Dcycle Blog

Setting up Gerrit with a git repo

December 04, 2014

Gerrit is a free open-source code review platform created by Google. In this post we will set up Gerrit with a Git repo.

Step 1: install Gerrit

See this post for instructions on how to install Gerrit on CentOS. We will assume that your Gerrit instance is available at http://gerrit.example.com:8080.

Step 2: Set the canonical URL

Make sure the canonical web url is correctly set to http://gerrit.example.com:8080. This is required to log into the web interface.

vi /srv/gerrit/etc/gerrit.config

Once that is done, restart gerrit

/srv/gerrit/bin/gerrit.sh restart

Step 3: log into Gerrit

Gerrit relies on OpenID, and because of this bug Google does not qualify as of this writing. You have to use an alternate “supported” OpenID provider such as Yahoo, which we’ll use here: open a Yahoo account which you will use to log into Gerrit. To create the first account, visit your Gerrit front page and create your account by clicking “Register”.

Add your name and your public ssh key.

It is important to set your username as well in order to be able to clone and push git repos.

Important note: I could not figure out how to disable registration of new users to Gerrit, so it is important to set access rules at the project level.

Step 4: Understanding how Gerrit works.

Gerrit seems to be designed to manage git repos, rather than tack onto an existing workflow (like Phabricator). I looked this up and it seems that Gerrit requires you to host your Git repo on the Gerrit server itself.

If you are already hosting your git repos on Stash, or Gitolite, or GitHub, you might want to experiment using mirroring or some other technique, but for this demo I will make Gerrit the canonical git provider for my repo.

According to Using Gerrit and Git (video), reviews are at the commit level (5 commits = 5 reviews), which may or may not be in line with your shop’s practices. The idea is that we want to force developers to squash commits into valuable units for better commit log. We’ll see how later on.

Step 5: Move your canonical git repo to Gerrit

Wherever your current git repo is now, the only way I could get Gerrit to work was to move the Git repo to Gerrit, although there is a discussion about this (and maybe some workaround).
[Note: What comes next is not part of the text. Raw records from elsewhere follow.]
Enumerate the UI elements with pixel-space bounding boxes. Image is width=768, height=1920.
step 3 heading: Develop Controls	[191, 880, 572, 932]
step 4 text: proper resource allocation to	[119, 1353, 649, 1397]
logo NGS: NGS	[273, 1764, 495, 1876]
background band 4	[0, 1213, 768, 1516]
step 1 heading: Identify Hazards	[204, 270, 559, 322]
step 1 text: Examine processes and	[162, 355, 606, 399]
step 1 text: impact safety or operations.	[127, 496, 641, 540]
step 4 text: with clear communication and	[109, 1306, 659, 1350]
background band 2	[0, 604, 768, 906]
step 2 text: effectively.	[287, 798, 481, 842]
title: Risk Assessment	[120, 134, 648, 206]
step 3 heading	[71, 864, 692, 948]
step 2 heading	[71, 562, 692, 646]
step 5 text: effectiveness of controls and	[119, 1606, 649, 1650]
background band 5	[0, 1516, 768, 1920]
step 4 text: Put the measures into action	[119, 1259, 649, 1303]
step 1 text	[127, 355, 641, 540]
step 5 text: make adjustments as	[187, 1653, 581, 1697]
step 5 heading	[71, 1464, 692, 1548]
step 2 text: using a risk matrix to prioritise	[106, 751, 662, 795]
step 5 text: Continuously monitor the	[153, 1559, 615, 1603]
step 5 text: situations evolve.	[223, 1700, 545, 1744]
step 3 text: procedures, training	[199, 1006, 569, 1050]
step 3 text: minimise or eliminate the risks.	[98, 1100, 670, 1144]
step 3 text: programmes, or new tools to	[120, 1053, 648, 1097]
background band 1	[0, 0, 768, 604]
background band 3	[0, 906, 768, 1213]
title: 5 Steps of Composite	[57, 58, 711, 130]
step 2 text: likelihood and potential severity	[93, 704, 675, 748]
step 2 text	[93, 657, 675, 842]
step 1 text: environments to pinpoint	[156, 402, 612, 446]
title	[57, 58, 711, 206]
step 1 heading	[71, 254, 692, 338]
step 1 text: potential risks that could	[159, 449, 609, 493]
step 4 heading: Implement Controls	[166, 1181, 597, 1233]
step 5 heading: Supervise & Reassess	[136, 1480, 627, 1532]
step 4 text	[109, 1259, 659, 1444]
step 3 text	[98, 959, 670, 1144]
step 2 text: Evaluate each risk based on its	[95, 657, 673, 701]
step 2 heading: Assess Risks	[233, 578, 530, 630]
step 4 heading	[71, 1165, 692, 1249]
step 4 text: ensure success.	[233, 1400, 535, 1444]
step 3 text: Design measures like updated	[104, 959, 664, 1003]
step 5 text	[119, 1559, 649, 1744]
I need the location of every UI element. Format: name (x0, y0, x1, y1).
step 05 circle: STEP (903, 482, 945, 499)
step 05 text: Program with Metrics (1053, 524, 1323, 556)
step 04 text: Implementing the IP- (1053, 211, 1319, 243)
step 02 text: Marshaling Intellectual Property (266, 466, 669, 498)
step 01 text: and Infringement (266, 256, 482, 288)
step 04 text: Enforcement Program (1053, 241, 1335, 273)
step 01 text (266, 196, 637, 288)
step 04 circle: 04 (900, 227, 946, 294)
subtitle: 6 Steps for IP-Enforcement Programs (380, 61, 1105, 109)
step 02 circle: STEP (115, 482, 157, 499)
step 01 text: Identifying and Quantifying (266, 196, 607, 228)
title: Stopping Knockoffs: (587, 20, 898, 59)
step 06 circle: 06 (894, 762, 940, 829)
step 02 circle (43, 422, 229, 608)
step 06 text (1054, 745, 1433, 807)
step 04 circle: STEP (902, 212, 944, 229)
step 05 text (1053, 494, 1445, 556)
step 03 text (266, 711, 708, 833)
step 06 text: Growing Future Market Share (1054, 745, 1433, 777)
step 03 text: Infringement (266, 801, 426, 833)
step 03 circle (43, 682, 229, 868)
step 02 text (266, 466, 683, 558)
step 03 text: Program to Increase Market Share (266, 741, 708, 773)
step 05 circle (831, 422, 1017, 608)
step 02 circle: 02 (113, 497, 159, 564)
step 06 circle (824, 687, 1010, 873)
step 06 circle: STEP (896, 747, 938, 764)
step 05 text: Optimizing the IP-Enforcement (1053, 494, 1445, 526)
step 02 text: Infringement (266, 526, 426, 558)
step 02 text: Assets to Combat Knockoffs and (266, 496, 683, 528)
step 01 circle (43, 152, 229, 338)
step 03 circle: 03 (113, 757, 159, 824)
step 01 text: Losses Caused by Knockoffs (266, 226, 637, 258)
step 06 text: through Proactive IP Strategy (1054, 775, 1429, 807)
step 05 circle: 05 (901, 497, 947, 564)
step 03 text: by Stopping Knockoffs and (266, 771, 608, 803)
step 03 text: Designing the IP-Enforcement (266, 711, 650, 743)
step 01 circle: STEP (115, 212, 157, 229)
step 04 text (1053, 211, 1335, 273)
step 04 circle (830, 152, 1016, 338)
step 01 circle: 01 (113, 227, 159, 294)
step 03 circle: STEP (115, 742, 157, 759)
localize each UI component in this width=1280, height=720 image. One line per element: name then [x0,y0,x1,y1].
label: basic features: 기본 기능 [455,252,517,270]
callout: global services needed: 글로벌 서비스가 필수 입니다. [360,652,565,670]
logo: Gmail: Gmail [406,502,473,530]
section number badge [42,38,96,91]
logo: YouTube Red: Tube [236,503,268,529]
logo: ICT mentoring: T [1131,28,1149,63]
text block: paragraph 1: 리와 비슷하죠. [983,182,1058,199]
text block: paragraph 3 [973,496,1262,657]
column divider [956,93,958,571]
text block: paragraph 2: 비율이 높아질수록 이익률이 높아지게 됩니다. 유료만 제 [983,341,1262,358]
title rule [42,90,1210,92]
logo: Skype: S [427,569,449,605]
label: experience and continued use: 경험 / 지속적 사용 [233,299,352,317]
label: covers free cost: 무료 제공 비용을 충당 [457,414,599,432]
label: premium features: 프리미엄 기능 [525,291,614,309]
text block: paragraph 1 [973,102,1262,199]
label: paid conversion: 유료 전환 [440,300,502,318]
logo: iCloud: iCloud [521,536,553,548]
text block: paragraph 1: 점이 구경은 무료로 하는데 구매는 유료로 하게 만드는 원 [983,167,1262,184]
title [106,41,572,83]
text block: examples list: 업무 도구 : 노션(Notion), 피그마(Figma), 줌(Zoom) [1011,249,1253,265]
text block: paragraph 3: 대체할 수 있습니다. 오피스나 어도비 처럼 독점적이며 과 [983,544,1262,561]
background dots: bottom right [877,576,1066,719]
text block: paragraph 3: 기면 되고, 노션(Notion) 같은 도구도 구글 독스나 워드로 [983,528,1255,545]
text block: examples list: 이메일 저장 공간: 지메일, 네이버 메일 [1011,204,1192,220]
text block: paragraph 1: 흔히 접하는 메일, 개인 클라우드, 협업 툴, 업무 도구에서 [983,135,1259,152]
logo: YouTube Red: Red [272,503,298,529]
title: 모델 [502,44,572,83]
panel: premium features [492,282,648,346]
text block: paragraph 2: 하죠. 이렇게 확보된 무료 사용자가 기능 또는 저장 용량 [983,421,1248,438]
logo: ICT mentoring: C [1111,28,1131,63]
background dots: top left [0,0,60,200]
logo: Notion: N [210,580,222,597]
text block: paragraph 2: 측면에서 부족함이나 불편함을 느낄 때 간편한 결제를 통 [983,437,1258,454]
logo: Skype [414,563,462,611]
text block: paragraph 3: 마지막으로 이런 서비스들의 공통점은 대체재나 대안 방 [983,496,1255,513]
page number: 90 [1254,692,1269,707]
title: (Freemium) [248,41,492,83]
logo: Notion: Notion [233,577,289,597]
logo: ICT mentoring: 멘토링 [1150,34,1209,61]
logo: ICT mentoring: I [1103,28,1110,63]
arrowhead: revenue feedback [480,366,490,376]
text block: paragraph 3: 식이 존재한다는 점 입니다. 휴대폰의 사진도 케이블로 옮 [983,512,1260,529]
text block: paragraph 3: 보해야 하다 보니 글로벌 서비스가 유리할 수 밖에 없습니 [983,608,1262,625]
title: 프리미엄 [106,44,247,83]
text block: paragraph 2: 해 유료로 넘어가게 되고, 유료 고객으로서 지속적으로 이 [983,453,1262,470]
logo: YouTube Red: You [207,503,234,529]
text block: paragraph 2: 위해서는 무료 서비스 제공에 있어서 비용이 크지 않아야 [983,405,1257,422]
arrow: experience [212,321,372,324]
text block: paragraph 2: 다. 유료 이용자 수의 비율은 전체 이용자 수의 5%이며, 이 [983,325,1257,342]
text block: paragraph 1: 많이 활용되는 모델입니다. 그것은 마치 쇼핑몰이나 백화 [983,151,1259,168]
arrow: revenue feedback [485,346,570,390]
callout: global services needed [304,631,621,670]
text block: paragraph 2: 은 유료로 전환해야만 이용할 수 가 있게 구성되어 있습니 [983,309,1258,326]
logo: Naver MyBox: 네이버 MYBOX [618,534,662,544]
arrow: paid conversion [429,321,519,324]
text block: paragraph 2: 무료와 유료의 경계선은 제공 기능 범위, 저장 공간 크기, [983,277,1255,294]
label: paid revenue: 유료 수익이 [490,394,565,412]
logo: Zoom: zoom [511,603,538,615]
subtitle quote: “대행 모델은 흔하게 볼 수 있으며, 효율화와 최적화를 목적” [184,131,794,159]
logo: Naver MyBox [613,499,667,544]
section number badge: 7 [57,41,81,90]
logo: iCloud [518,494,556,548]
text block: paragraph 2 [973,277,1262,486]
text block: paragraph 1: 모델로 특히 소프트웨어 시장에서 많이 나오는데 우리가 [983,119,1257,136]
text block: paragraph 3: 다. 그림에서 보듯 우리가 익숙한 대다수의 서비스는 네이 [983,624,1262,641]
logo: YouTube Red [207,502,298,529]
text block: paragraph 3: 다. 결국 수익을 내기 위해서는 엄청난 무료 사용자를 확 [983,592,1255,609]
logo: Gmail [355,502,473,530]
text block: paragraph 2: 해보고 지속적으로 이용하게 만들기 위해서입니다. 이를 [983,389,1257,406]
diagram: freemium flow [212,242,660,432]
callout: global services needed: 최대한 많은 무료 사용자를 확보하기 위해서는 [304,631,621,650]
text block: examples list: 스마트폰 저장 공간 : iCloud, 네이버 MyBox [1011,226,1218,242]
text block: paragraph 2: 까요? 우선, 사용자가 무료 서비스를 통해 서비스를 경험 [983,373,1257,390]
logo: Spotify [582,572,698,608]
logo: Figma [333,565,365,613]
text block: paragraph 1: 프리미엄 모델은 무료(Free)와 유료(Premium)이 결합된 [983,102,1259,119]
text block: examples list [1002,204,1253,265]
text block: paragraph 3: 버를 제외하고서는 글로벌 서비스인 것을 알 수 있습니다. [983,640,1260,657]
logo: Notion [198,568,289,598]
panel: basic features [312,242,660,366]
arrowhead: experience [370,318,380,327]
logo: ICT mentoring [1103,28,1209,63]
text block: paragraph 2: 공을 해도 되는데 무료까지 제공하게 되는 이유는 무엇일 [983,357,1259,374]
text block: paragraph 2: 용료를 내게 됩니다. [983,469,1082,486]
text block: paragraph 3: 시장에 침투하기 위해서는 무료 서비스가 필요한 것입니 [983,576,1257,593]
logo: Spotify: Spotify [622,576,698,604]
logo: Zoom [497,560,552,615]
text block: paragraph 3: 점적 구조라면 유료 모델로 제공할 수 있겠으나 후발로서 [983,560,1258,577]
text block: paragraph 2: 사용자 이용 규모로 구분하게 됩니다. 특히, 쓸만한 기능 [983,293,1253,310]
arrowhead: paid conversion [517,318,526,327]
So: first thing to do is to log into Gerrit and move to Gerrit’s git folder. If you followed these instructions to install Gerrit, your git directory on Gerrit will be at /root/git. This is not an ideal location, and is probably not secure, but if you are just evaluating Gerrit with some dummy repositories, it will do.

As described here, you will need to create a local copy of your external git repo. Gerrit’s local copy will become the canonical git repo for your project. Here is an example with one of my projects on GitHub:

  • Start by going to Projects > Create new project and create a new project whatever.git. This will create a new empty git repo on your server at /root/git/whatever.git.
  • Now log onto your Gerrit server in the command line and replace the git repo just created with a clone of your bare git repo:

    cd /root/git # I know, this is not ideal, it’s just for evaluation! rm -rf whatever.git git clone –bare https://github.com/alberto56/drupal7ci_stage2.git whatever.git

The above will work because I’m cloning an open source directory. You might need to create an ssh key pair for Gerrit to connect to your git repo if it is not publicly available, but that’s outside the scope of this article.